Postal Service penalized by MPCA for air quality violations in Eagan
The U.S. Postal Service has reached an agreement with the Minnesota Pollution Control Agency after air quality violations were discovered three years ago at the Postal Service’s regional management support center in Eagan.
Under the agreement made Oct. 12, the Postal Service will pay $13,000 to the MPCA and has to take corrective actions, including submitting Emissions Inventory Reports and apply for proper air quality permits.
According to the MPCA, the Postal Service’s Eagan facility did not obtain proper air quality permits before it installed and operated a number of boilers and diesel-fueled generators at the site, which is located at 2825 Lone Oak Pkwy.
The violations resulted in a potential increase in emissions of several regulated air pollutants, including particulate matter, sulfur dioxide and nitrogen oxides. These pollutants can cause respiratory irritation in humans and would add to the overall air pollution in the area, according to the MPCA.

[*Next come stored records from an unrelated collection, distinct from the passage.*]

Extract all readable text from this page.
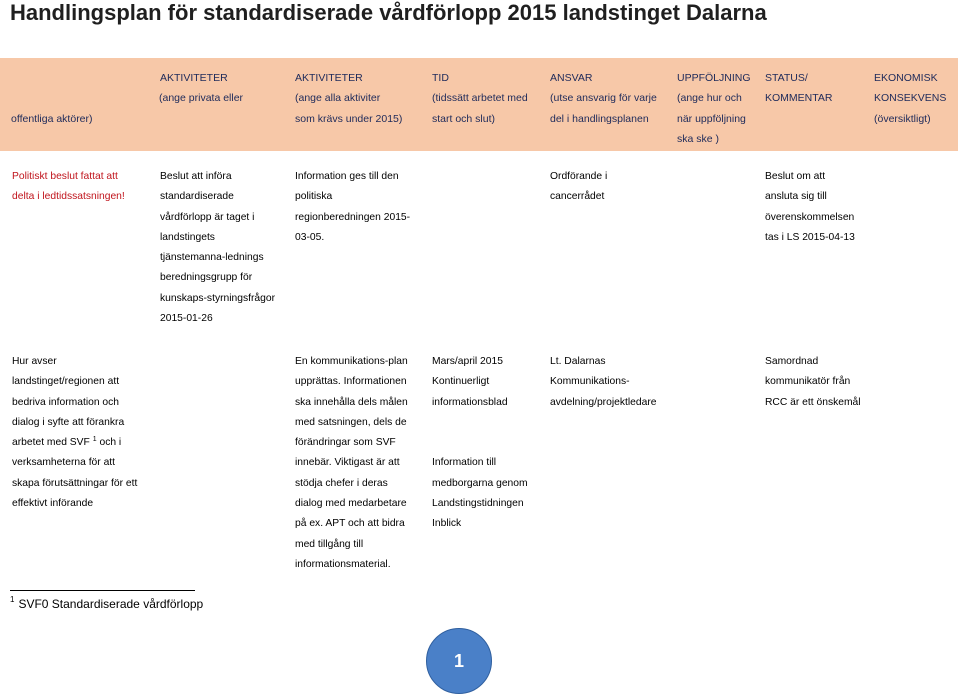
Handlingsplan för standardiserade vårdförlopp 2015 landstinget Dalarna
AKTIVITETER
(ange privata eller
offentliga aktörer)
AKTIVITETER
(ange alla aktiviter
som krävs under 2015)
TID
(tidssätt arbetet med
start och slut)
ANSVAR
(utse ansvarig för varje
del i handlingsplanen
UPPFÖLJNING
(ange hur och
när uppföljning
ska ske )
STATUS/
KOMMENTAR
EKONOMISK
KONSEKVENS
(översiktligt)
Politiskt beslut fattat att
delta i ledtidssatsningen!
Beslut att införa
standardiserade
vårdförlopp är taget i
landstingets
tjänstemanna-lednings
beredningsgrupp för
kunskaps-styrningsfrågor
2015-01-26
Information ges till den
politiska
regionberedningen 2015-
03-05.
Ordförande i
cancerrådet
Beslut om att
ansluta sig till
överenskommelsen
tas i LS 2015-04-13
Hur avser
landstinget/regionen att
bedriva information och
dialog i syfte att förankra
arbetet med SVF $^1$ och i
verksamheterna för att
skapa förutsättningar för ett
effektivt införande
En kommunikations-plan
upprättas. Informationen
ska innehålla dels målen
med satsningen, dels de
förändringar som SVF
innebär. Viktigast är att
stödja chefer i deras
dialog med medarbetare
på ex. APT och att bidra
med tillgång till
informationsmaterial.
Mars/april 2015
Kontinuerligt
informationsblad

Information till
medborgarna genom
Landstingstidningen
Inblick
Lt. Dalarnas
Kommunikations-
avdelning/projektledare
Samordnad
kommunikatör från
RCC är ett önskemål
$^1$ SVF0 Standardiserade vårdförlopp
1
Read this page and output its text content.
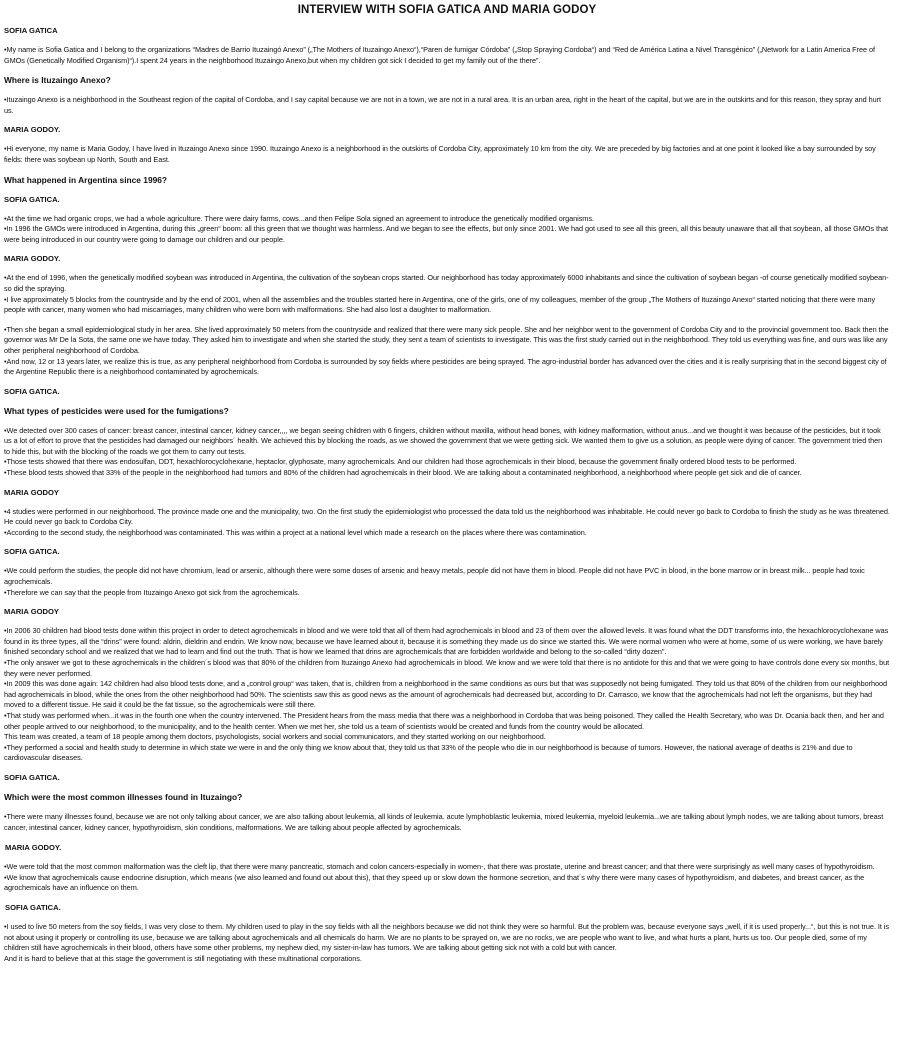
INTERVIEW WITH SOFIA GATICA AND MARIA GODOY
SOFIA GATICA
•My name is Sofia Gatica and I belong to the organizations “Madres de Barrio Ituzaingó Anexo” („The Mothers of Ituzaingo Anexo“),“Paren de fumigar Córdoba” („Stop Spraying Cordoba“) and “Red de América Latina a Nivel Transgénico” („Network for a Latin America Free of GMOs (Genetically Modified Organism)“).I spent 24 years in the neighborhood Ituzaingo Anexo,but when my children got sick I decided to get my family out of the there”.
Where is Ituzaingo Anexo?
•Ituzaingo Anexo is a neighborhood in the Southeast region of the capital of Cordoba, and I say capital because we are not in a town, we are not in a rural area. It is an urban area, right in the heart of the capital, but we are in the outskirts and for this reason, they spray and hurt us.
MARIA GODOY.
•Hi everyone, my name is Maria Godoy, I have lived in Ituzaingo Anexo since 1990. Ituzaingo Anexo is a neighborhood in the outskirts of Cordoba City, approximately 10 km from the city. We are preceded by big factories and at one point it looked like a bay surrounded by soy fields: there was soybean up North, South and East.
What happened in Argentina since 1996?
SOFIA GATICA.
•At the time we had organic crops, we had a whole agriculture. There were dairy farms, cows...and then Felipe Sola signed an agreement to introduce the genetically modified organisms.
•In 1996 the GMOs were introduced in Argentina, during this „green“ boom: all this green that we thought was harmless. And we began to see the effects, but only since 2001. We had got used to see all this green, all this beauty unaware that all that soybean, all those GMOs that were being introduced in our country were going to damage our children and our people.
MARIA GODOY.
•At the end of 1996, when the genetically modified soybean was introduced in Argentina, the cultivation of the soybean crops started. Our neighborhood has today approximately 6000 inhabitants and since the cultivation of soybean began -of course genetically modified soybean- so did the spraying.
•I live approximately 5 blocks from the countryside and by the end of 2001, when all the assemblies and the troubles started here in Argentina, one of the girls, one of my colleagues, member of the group „The Mothers of Ituzaingo Anexo“ started noticing that there were many people with cancer, many women who had miscarriages, many children who were born with malformations. She had also lost a daughter to malformation.
•Then she began a small epidemiological study in her area. She lived approximately 50 meters from the countryside and realized that there were many sick people. She and her neighbor went to the government of Cordoba City and to the provincial government too. Back then the governor was Mr De la Sota, the same one we have today. They asked him to investigate and when she started the study, they sent a team of scientists to investigate. This was the first study carried out in the neighborhood. They told us everything was fine, and ours was like any other peripheral neighborhood of Cordoba.
•And now, 12 or 13 years later, we realize this is true, as any peripheral neighborhood from Cordoba is surrounded by soy fields where pesticides are being sprayed. The agro-industrial border has advanced over the cities and it is really surprising that in the second biggest city of the Argentine Republic there is a neighborhood contaminated by agrochemicals.
SOFIA GATICA.
What types of pesticides were used for the fumigations?
•We detected over 300 cases of cancer: breast cancer, intestinal cancer, kidney cancer,,,, we began seeing children with 6 fingers, children without maxilla, without head bones, with kidney malformation, without anus...and we thought it was because of the pesticides, but it took us a lot of effort to prove that the pesticides had damaged our neighbors´ health. We achieved this by blocking the roads, as we showed the government that we were getting sick. We wanted them to give us a solution, as people were dying of cancer. The government tried then to hide this, but with the blocking of the roads we got them to carry out tests.
•Those tests showed that there was endosulfan, DDT, hexachlorocyclohexane, heptaclor, glyphosate, many agrochemicals. And our children had those agrochemicals in their blood, because the government finally ordered blood tests to be performed.
•These blood tests showed that 33% of the people in the neighborhood had tumors and 80% of the children had agrochemicals in their blood. We are talking about a contaminated neighborhood, a neighborhood where people get sick and die of cancer.
MARIA GODOY
•4 studies were performed in our neighborhood. The province made one and the municipality, two. On the first study the epidemiologist who processed the data told us the neighborhood was inhabitable. He could never go back to Cordoba to finish the study as he was threatened. He could never go back to Cordoba City.
•According to the second study, the neighborhood was contaminated. This was within a project at a national level which made a research on the places where there was contamination.
SOFIA GATICA.
•We could perform the studies, the people did not have chromium, lead or arsenic, although there were some doses of arsenic and heavy metals, people did not have them in blood. People did not have PVC in blood, in the bone marrow or in breast milk... people had toxic agrochemicals.
•Therefore we can say that the people from Ituzaingo Anexo got sick from the agrochemicals.
MARIA GODOY
•In 2006 30 children had blood tests done within this project in order to detect agrochemicals in blood and we were told that all of them had agrochemicals in blood and 23 of them over the allowed levels. It was found what the DDT transforms into, the hexachlorocyclohexane was found in its three types, all the “drins” were found: aldrin, dieldrin and endrin. We know now, because we have learned about it, because it is something they made us do since we started this. We were normal women who were at home, some of us were working, we have barely finished secondary school and we realized that we had to learn and find out the truth. That is how we learned that drins are agrochemicals that are forbidden worldwide and belong to the so-called “dirty dozen”.
•The only answer we got to these agrochemicals in the children´s blood was that 80% of the children from Ituzaingo Anexo had agrochemicals in blood. We know and we were told that there is no antidote for this and that we were going to have controls done every six months, but they were never performed.
•In 2009 this was done again: 142 children had also blood tests done, and a „control group“ was taken, that is, children from a neighborhood in the same conditions as ours but that was supposedly not being fumigated. They told us that 80% of the children from our neighborhood had agrochemicals in blood, while the ones from the other neighborhood had 50%. The scientists saw this as good news as the amount of agrochemicals had decreased but, according to Dr. Carrasco, we know that the agrochemicals had not left the organisms, but they had moved to a different tissue. He said it could be the fat tissue, so the agrochemicals were still there.
•That study was performed when...it was in the fourth one when the country intervened. The President hears from the mass media that there was a neighborhood in Cordoba that was being poisoned. They called the Health Secretary, who was Dr. Ocania back then, and her and other people arrived to our neighborhood, to the municipality, and to the health center. When we met her, she told us a team of scientists would be created and funds from the country would be allocated.
This team was created, a team of 18 people among them doctors, psychologists, social workers and social communicators, and they started working on our neighborhood.
•They performed a social and health study to determine in which state we were in and the only thing we know about that, they told us that 33% of the people who die in our neighborhood is because of tumors. However, the national average of deaths is 21% and due to cardiovascular diseases.
SOFIA GATICA.
Which were the most common illnesses found in Ituzaingo?
•There were many illnesses found, because we are not only talking about cancer, we are also talking about leukemia, all kinds of leukemia. acute lymphoblastic leukemia, mixed leukemia, myeloid leukemia...we are talking about lymph nodes, we are talking about tumors, breast cancer, intestinal cancer, kidney cancer, hypothyroidism, skin conditions, malformations. We are talking about people affected by agrochemicals.
MARIA GODOY.
•We were told that the most common malformation was the cleft lip, that there were many pancreatic, stomach and colon cancers-especially in women-, that there was prostate, uterine and breast cancer; and that there were surprisingly as well many cases of hypothyroidism.
•We know that agrochemicals cause endocrine disruption, which means (we also learned and found out about this), that they speed up or slow down the hormone secretion, and that´s why there were many cases of hypothyroidism, and diabetes, and breast cancer, as the agrochemicals have an influence on them.
SOFIA GATICA.
•I used to live 50 meters from the soy fields, I was very close to them. My children used to play in the soy fields with all the neighbors because we did not think they were so harmful. But the problem was, because everyone says „well, if it is used properly...“, but this is not true. It is not about using it properly or controlling its use, because we are talking about agrochemicals and all chemicals do harm. We are no plants to be sprayed on, we are no rocks, we are people who want to live, and what hurts a plant, hurts us too. Our people died, some of my children still have agrochemicals in their blood, others have some other problems, my nephew died, my sister-in-law has tumors. We are talking about getting sick not with a cold but with cancer.
And it is hard to believe that at this stage the government is still negotiating with these multinational corporations.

The MPCA discovered the violation in 2009, when the Postal Service applied for an air quality permit covering on-site generators and gas-fired boilers used to heat the facility. The application stated the permit would be the facility’s first air quality permit. The MPCA asked for more information and found that 14 gas-fired boilers and seven diesel-fueled generators had been installed at the facility between 1998 and 2004.

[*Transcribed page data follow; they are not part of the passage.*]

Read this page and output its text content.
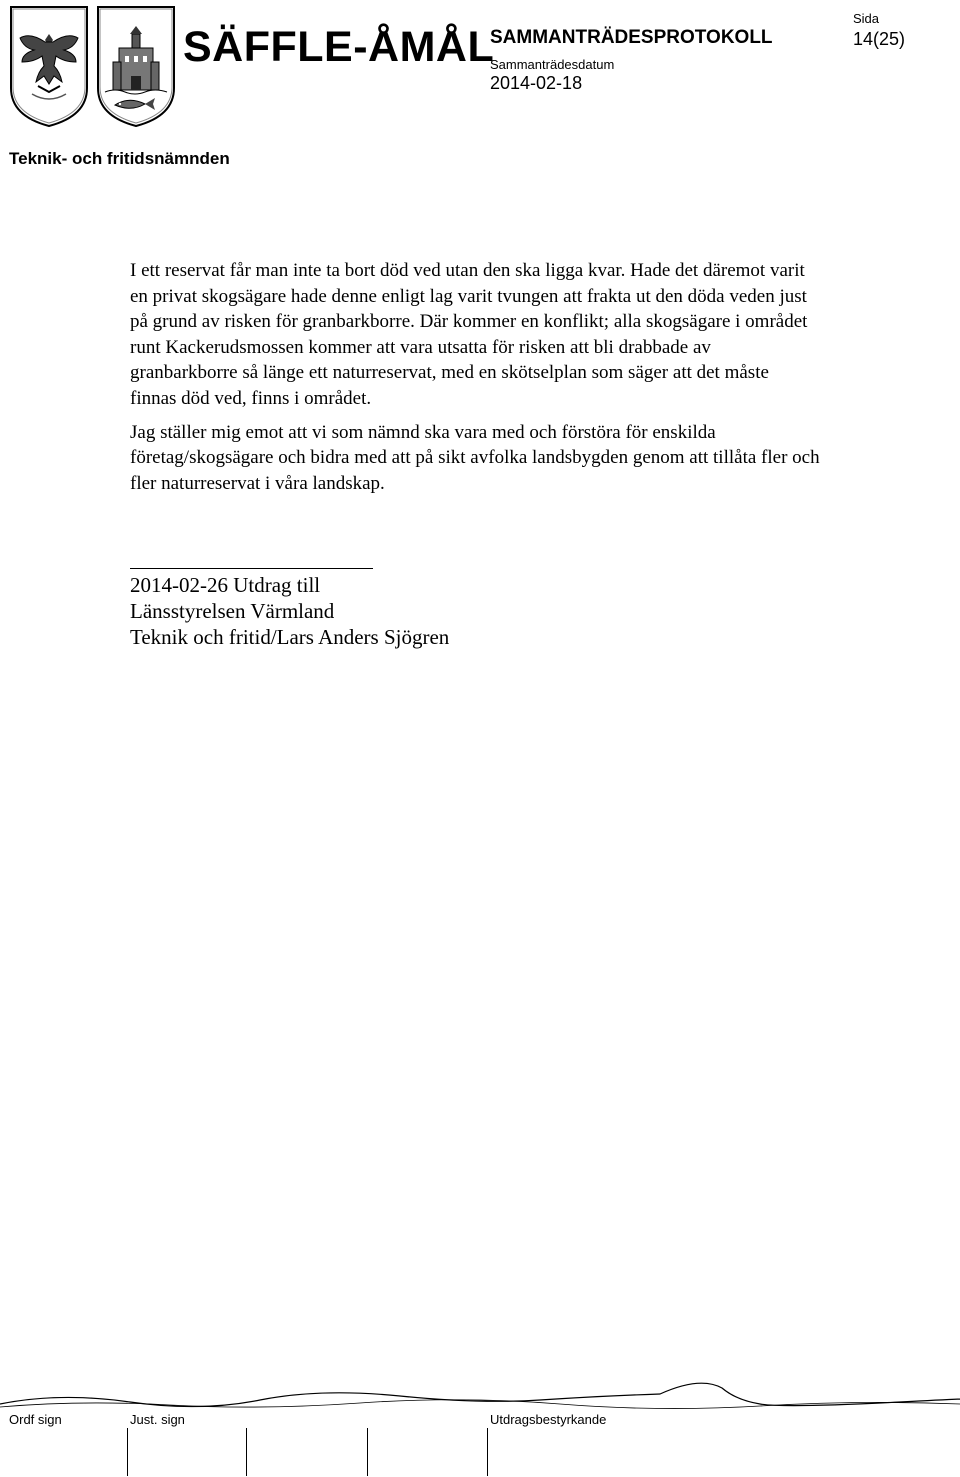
SÄFFLE-ÅMÅL
SAMMANTRÄDESPROTOKOLL
Sammanträdesdatum
2014-02-18
Sida
14(25)
Teknik- och fritidsnämnden

I ett reservat får man inte ta bort död ved utan den ska ligga kvar. Hade det däremot varit en privat skogsägare hade denne enligt lag varit tvungen att frakta ut den döda veden just på grund av risken för granbarkborre. Där kommer en konflikt; alla skogsägare i området runt Kackerudsmossen kommer att vara utsatta för risken att bli drabbade av granbarkborre så länge ett naturreservat, med en skötselplan som säger att det måste finnas död ved, finns i området.

Jag ställer mig emot att vi som nämnd ska vara med och förstöra för enskilda företag/skogsägare och bidra med att på sikt avfolka landsbygden genom att tillåta fler och fler naturreservat i våra landskap.

2014-02-26 Utdrag till
Länsstyrelsen Värmland
Teknik och fritid/Lars Anders Sjögren
Ordf sign	Just. sign	Utdragsbestyrkande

Instead of using the generators only for traditional backup electrical generation, the facility entered into a service agreement with Northern States Power Co. (now Xcel Energy) to use them for “peak shaving,” in which on-site generators are used to offset electrical demands at times of peak usage.
As a result, the generators could potentially operate more frequently and, therefore, have potential emissions that require a permit.
The facility used the five original generators for peak shaving from 1998 to 2003, and all seven generators were used for peak shaving from 2004 to 2009, according to the MPCA. The facility didn’t renew its agreement with Xcel and is no longer using its generators for peak shaving, but rather as standby generators for traditional emergency use.
The MPCA’s investigation found that required Emission Inventory Reports had not been submitted from 1998 to 2007.
Representatives from the U.S. Postal Service declined to comment.
Editor’s Note: An original version of this post featured a photo depicting the incorrect Postal Service facility. Sun Thisweek regrets the error.